Mientras, el resto de la institucionalidad –en especial los poderes legislativo
y judicial- son presa a conquistar por el supuesto poder democrático de turno.
Ningún
medio importante destacó, como correspondía, un dato fundamental de las
encuestas, resaltado especialmente en la última de ellas: el rechazo a Fernando
Haddad era mucho mayor que el rechazo a Bolsonaro (51% de rechazo a Haddad,
contra 42% a Bolsonaro). Mucho menos se mencionaba que Haddad, el candidato del
partido de la corrupción, a su vez está siendo investigado por el Ministerio
Público de Sao Paulo por lavado de dinero, corrupción y asociación ilícita
durante su gestión como alcalde.
Brasil
no votó a favor del fascismo, sino como respuesta al profundo repudio al PT, el
partido de la corrupción.
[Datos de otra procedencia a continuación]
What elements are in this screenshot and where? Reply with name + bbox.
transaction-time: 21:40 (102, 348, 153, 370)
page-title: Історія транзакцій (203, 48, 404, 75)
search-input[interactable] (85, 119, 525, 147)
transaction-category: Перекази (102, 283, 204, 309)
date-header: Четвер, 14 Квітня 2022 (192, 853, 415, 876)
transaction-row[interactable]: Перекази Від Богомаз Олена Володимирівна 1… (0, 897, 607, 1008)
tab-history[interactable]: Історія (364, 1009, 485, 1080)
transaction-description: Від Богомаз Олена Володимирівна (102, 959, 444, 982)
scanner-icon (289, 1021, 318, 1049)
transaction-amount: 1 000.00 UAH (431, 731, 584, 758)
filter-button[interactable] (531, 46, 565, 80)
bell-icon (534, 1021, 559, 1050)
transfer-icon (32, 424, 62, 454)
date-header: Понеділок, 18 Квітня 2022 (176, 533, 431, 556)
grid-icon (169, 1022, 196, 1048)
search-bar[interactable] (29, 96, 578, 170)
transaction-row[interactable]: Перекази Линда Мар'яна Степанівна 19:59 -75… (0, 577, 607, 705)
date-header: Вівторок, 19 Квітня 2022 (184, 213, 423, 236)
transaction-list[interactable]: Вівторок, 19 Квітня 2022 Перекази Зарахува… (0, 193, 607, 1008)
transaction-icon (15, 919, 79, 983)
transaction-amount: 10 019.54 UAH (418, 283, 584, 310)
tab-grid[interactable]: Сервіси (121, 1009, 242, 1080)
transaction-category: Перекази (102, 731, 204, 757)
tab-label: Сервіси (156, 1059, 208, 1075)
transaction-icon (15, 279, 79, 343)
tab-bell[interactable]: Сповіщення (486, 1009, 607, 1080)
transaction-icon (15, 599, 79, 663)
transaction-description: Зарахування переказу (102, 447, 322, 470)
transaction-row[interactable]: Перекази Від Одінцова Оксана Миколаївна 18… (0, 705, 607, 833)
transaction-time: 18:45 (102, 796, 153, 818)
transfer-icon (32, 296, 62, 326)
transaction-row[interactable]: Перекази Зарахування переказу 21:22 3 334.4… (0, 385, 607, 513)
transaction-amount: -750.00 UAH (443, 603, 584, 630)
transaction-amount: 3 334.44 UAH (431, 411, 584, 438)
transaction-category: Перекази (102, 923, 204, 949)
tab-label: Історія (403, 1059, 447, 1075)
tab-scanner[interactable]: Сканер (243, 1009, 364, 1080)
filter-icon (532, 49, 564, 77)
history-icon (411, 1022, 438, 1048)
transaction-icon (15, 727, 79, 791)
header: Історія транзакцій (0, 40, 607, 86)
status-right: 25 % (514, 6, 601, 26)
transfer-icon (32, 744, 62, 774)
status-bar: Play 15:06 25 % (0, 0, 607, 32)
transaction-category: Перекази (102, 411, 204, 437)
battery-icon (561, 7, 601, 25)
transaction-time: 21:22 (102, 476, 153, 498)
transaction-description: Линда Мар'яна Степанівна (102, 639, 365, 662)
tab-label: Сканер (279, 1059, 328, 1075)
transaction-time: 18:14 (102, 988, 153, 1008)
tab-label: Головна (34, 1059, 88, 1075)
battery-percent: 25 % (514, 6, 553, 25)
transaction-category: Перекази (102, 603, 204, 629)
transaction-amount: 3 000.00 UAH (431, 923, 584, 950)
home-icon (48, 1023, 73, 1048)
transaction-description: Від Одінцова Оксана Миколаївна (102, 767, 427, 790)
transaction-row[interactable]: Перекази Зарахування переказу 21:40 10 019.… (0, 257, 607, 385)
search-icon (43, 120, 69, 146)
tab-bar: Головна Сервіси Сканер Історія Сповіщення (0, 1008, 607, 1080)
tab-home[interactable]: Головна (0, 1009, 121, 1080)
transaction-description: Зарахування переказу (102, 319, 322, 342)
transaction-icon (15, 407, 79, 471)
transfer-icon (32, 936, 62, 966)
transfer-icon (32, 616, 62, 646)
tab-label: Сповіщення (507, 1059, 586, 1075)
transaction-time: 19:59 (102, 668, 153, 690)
Como será el sentimiento negativo que genera el PT
–Dilma Rousseff, por cierto, intentando ser electa senadora, recibió una
paliza, quedando en cuarto lugar- que Brasil barrió con todo el centro político
y votó mayoritariamente por un candidato homófobo, misógino, autoritario y
admirador de la última dictadura militar.
Los
escenarios que se prevén no son muy claros para la sociedad brasileña. Brasil
ha sido, por desgracia, una democracia con muy pocos demócratas. Pero mientras
se sigan vendiendo análisis que desconocen la realidad de ese país, en función
de un enfrentamiento “buenos vs. malos”, progresistas vs. fascistas, no hay
posibilidad ni espacios para aquellos que en el futuro puedan representar en
verdad una opción democrática.
La
opción democrática no fue derrotada en la segunda vuelta de las elecciones
brasileñas, sencillamente porque ella no estuvo presente en la misma.